[Note 905: ] [ (retour) ] Il est singulier que l'auteur, qui en général est fort grave, ait gardé pour ce moment la rencontre de deux pélerins et de Rosanella leur maîtresse à frais communs, qui s'arrêtent la nuit dans un ermitage, où frère Antenor fait avec Rosanella ce que font en pareil cas tous les moines du Décaméron, et qu'il ait conté cette aventure plus librement que Boccace lui-même (c. LXXII et LXXIII). Un peu plus loin, Renaud et sa compagne trouvent dans les bois un homme nu, qui a quatre grandes cornes, et qui va se cachant et pleurant à chaudes larmes. Ils apprennent de lui qu'il avait cru posséder la jeune femme la plus vertueuse et la plus chaste; pour preuve de sa confiance, il avait conjuré le ciel de manifester par des signes visibles si elle lui était fidèle ou si elle ne l'était pas; et aussitôt ce quadruple ornement s'était montré sur sa tête. Renaud, d'un seul coup de son épée Frusberte, lui abat cette incommode parure, veut l'engager à se consoler et à quitter les bois; mais le sauvage y veut rester, et continue de se désoler, quoique Renaud lui assure que ce qui lui est arrivé arrive à tout le monde, et que tout le monde s'en fait un jeu:

C'haver le corna in testa adesso è un gioco.

(C. LXXXVII.)

On ne conçoit pas comment le poëte a réservé ces deux traits d'un moine libertin et de deux paires de cornes, pour les placer entre la conquête de la Terre-Sainte et le voyage au temple de la Vertu.

[Note 906: ] [ (retour) ] C. LXXX et suiv.

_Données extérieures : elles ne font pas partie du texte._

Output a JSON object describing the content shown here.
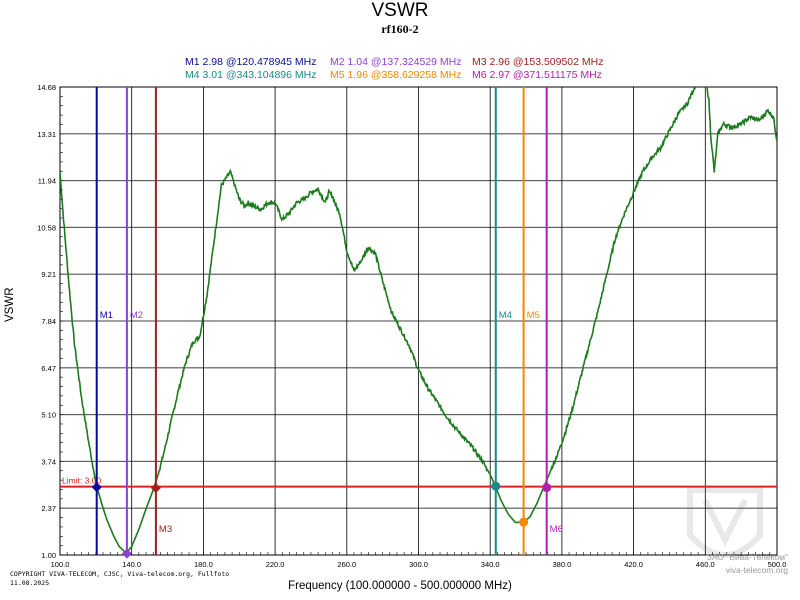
{
  "chart_data": {
    "type": "line",
    "title": "VSWR",
    "subtitle": "rf160-2",
    "ylabel": "VSWR",
    "xlabel": "Frequency (100.000000 - 500.000000 MHz)",
    "xlim": [
      100,
      500
    ],
    "ylim": [
      1.0,
      14.68
    ],
    "xticks": [
      100,
      140,
      180,
      220,
      260,
      300,
      340,
      380,
      420,
      460,
      500
    ],
    "xtick_labels": [
      "100.0",
      "140.0",
      "180.0",
      "220.0",
      "260.0",
      "300.0",
      "340.0",
      "380.0",
      "420.0",
      "460.0",
      "500.0"
    ],
    "yticks": [
      1.0,
      2.37,
      3.74,
      5.1,
      6.47,
      7.84,
      9.21,
      10.58,
      11.94,
      13.31,
      14.68
    ],
    "ytick_labels": [
      "1.00",
      "2.37",
      "3.74",
      "5.10",
      "6.47",
      "7.84",
      "9.21",
      "10.58",
      "11.94",
      "13.31",
      "14.68"
    ],
    "limit": {
      "label": "Limit: 3.00",
      "value": 3.0,
      "color": "#e02020"
    },
    "series": [
      {
        "name": "VSWR",
        "color": "#1e7a1e",
        "x": [
          100,
          102,
          105,
          108,
          112,
          116,
          120,
          123,
          126,
          130,
          133,
          137,
          140,
          144,
          148,
          152,
          155,
          158,
          162,
          166,
          170,
          174,
          178,
          182,
          186,
          190,
          195,
          200,
          203,
          205,
          208,
          212,
          216,
          220,
          224,
          228,
          232,
          236,
          240,
          244,
          248,
          250,
          252,
          254,
          256,
          260,
          264,
          268,
          272,
          276,
          280,
          285,
          290,
          295,
          300,
          305,
          310,
          315,
          320,
          325,
          330,
          335,
          340,
          343,
          346,
          350,
          354,
          358,
          362,
          366,
          370,
          374,
          378,
          382,
          386,
          390,
          395,
          400,
          405,
          410,
          415,
          420,
          425,
          430,
          435,
          440,
          445,
          450,
          455,
          460,
          462,
          463,
          465,
          467,
          470,
          475,
          480,
          485,
          490,
          495,
          498,
          500
        ],
        "y": [
          12.2,
          10.8,
          8.9,
          7.2,
          5.6,
          4.3,
          3.1,
          2.55,
          2.05,
          1.55,
          1.25,
          1.05,
          1.25,
          1.75,
          2.35,
          2.9,
          3.4,
          4.0,
          4.9,
          5.8,
          6.6,
          7.2,
          7.4,
          8.6,
          10.2,
          11.8,
          12.2,
          11.4,
          11.2,
          11.3,
          11.2,
          11.1,
          11.3,
          11.3,
          10.8,
          11.0,
          11.3,
          11.4,
          11.6,
          11.7,
          11.3,
          11.6,
          11.5,
          11.2,
          11.0,
          9.9,
          9.3,
          9.6,
          10.0,
          9.8,
          9.0,
          8.1,
          7.6,
          7.1,
          6.4,
          5.9,
          5.5,
          5.1,
          4.75,
          4.45,
          4.15,
          3.8,
          3.35,
          3.0,
          2.6,
          2.2,
          1.95,
          1.96,
          2.1,
          2.5,
          3.0,
          3.5,
          4.0,
          4.6,
          5.3,
          6.1,
          7.1,
          8.1,
          9.2,
          10.3,
          11.0,
          11.6,
          12.2,
          12.6,
          12.9,
          13.4,
          13.9,
          14.2,
          14.8,
          15.0,
          14.3,
          13.3,
          12.2,
          13.3,
          13.6,
          13.5,
          13.6,
          13.8,
          13.7,
          14.0,
          13.8,
          13.1
        ]
      }
    ],
    "markers": [
      {
        "id": "M1",
        "label": "M1",
        "readout": "M1  2.98 @120.478945 MHz",
        "freq": 120.478945,
        "value": 2.98,
        "color": "#0a0a9a",
        "label_pos": "top",
        "symbol": "diamond"
      },
      {
        "id": "M2",
        "label": "M2",
        "readout": "M2  1.04 @137.324529 MHz",
        "freq": 137.324529,
        "value": 1.04,
        "color": "#9040d0",
        "label_pos": "top",
        "symbol": "diamond"
      },
      {
        "id": "M3",
        "label": "M3",
        "readout": "M3  2.96 @153.509502 MHz",
        "freq": 153.509502,
        "value": 2.96,
        "color": "#a02020",
        "label_pos": "bottom",
        "symbol": "diamond"
      },
      {
        "id": "M4",
        "label": "M4",
        "readout": "M4  3.01 @343.104896 MHz",
        "freq": 343.104896,
        "value": 3.01,
        "color": "#1a8a8a",
        "label_pos": "top",
        "symbol": "circle"
      },
      {
        "id": "M5",
        "label": "M5",
        "readout": "M5  1.96 @358.629258 MHz",
        "freq": 358.629258,
        "value": 1.96,
        "color": "#f08800",
        "label_pos": "top",
        "symbol": "circle"
      },
      {
        "id": "M6",
        "label": "M6",
        "readout": "M6  2.97 @371.511175 MHz",
        "freq": 371.511175,
        "value": 2.97,
        "color": "#b020b0",
        "label_pos": "bottom",
        "symbol": "circle"
      }
    ]
  },
  "footer": {
    "copyright": "COPYRIGHT VIVA-TELECOM, CJSC, Viva-telecom.org, Fullfoto",
    "date": "11.08.2025",
    "watermark_line1": "ЗАО \"Вива-Телеком\"",
    "watermark_line2": "viva-telecom.org"
  }
}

[Note 907: ] [ (retour) ] C. LXXXVI.

[Note 908: ] [ (retour) ] C. LXXXVIII.

Il est trop aisé de sentir les vices d'une pareille fable, interrompue à tout moment par les expéditions de Charlemagne et par les digressions de l'auteur. Les visions allégoriques de Renaud, amenées et présentées sans art et sans vraisemblance, ont néanmoins un but philosophique très-remarquable et qui peut-être les ferait lire, s'il ne manquait au poëme entier ce qui seul fait lire les ouvrages, le style. C'est un défaut commun au plus grand nombre des poëmes de cette époque et de ce genre. La tentative que fit Lodovici d'employer la terza rima, dans l'épopée ne réussit pas; et personne n'osa la renouveler après lui.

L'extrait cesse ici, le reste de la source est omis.